King John’s Court, 15th and 16th centuries
Rubbish and other objects excavated from the moat can tell us about the people who lived in the manor house. Fragments of expensive Venetian glass were found. A dress pin and a decoratively slashed shoe hint at what the inhabitants wore. The moat also produced evidence of what they ate, including charred grain and pulses, such as peas.
Worcester Place, 17th and 18th centuries
A brick cesspit produced pottery dating to c 1570-1610, as well as fragments of English glass vessels. Most of the pottery was for the storage, preparation or serving of food. It was largely made around London, or in Surrey and Hampshire, but some was also imported from the Netherlands and Spain.
This small ceramic vessel was probably made in Spain after about 1500. It has thick walls and may have been used to hold mercury, which was used in medicine at this time. It may have belonged to the physician Richard Mead, who lived here from 1696 to 1719.
19th-century terraced housing
In the early 19th century part of Worcester House was demolished and a road, Garden Street, and houses were built. Some of the houses had wells and these produced pottery and other items, including a nutcracker and brooch. They also produced seeds from blackcurrant, redcurrant or white currant and exotic spices such as black pepper and allspice.

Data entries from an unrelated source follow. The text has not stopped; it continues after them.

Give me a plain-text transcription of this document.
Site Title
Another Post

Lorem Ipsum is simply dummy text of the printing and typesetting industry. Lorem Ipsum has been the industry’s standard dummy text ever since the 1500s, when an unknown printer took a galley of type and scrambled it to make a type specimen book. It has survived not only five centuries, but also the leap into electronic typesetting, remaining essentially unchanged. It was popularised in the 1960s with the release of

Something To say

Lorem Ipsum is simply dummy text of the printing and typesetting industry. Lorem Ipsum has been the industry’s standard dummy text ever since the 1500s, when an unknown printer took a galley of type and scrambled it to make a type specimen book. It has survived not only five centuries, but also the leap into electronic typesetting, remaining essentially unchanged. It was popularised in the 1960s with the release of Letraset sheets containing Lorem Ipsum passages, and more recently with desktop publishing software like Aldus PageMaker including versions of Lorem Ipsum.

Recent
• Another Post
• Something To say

In the 1860s cholera killed more residents in Stepney than any other London borough. This led to the extension of mains sewers to the East End. The cesspits in the backyards of the houses on Garden Street were abandoned. They were filled in with rubbish, including these pots and other items.
In Victorian times most houses did not have indoor toilets. So people kept a chamber pot in their bedroom to go to the toilet in at night. In the morning they would throw the contents into a hole in their back yard called a cesspit. Sometimes chamber pots had funny pictures and rhymes on them. Look at the shocked man on the inside of this chamber pot.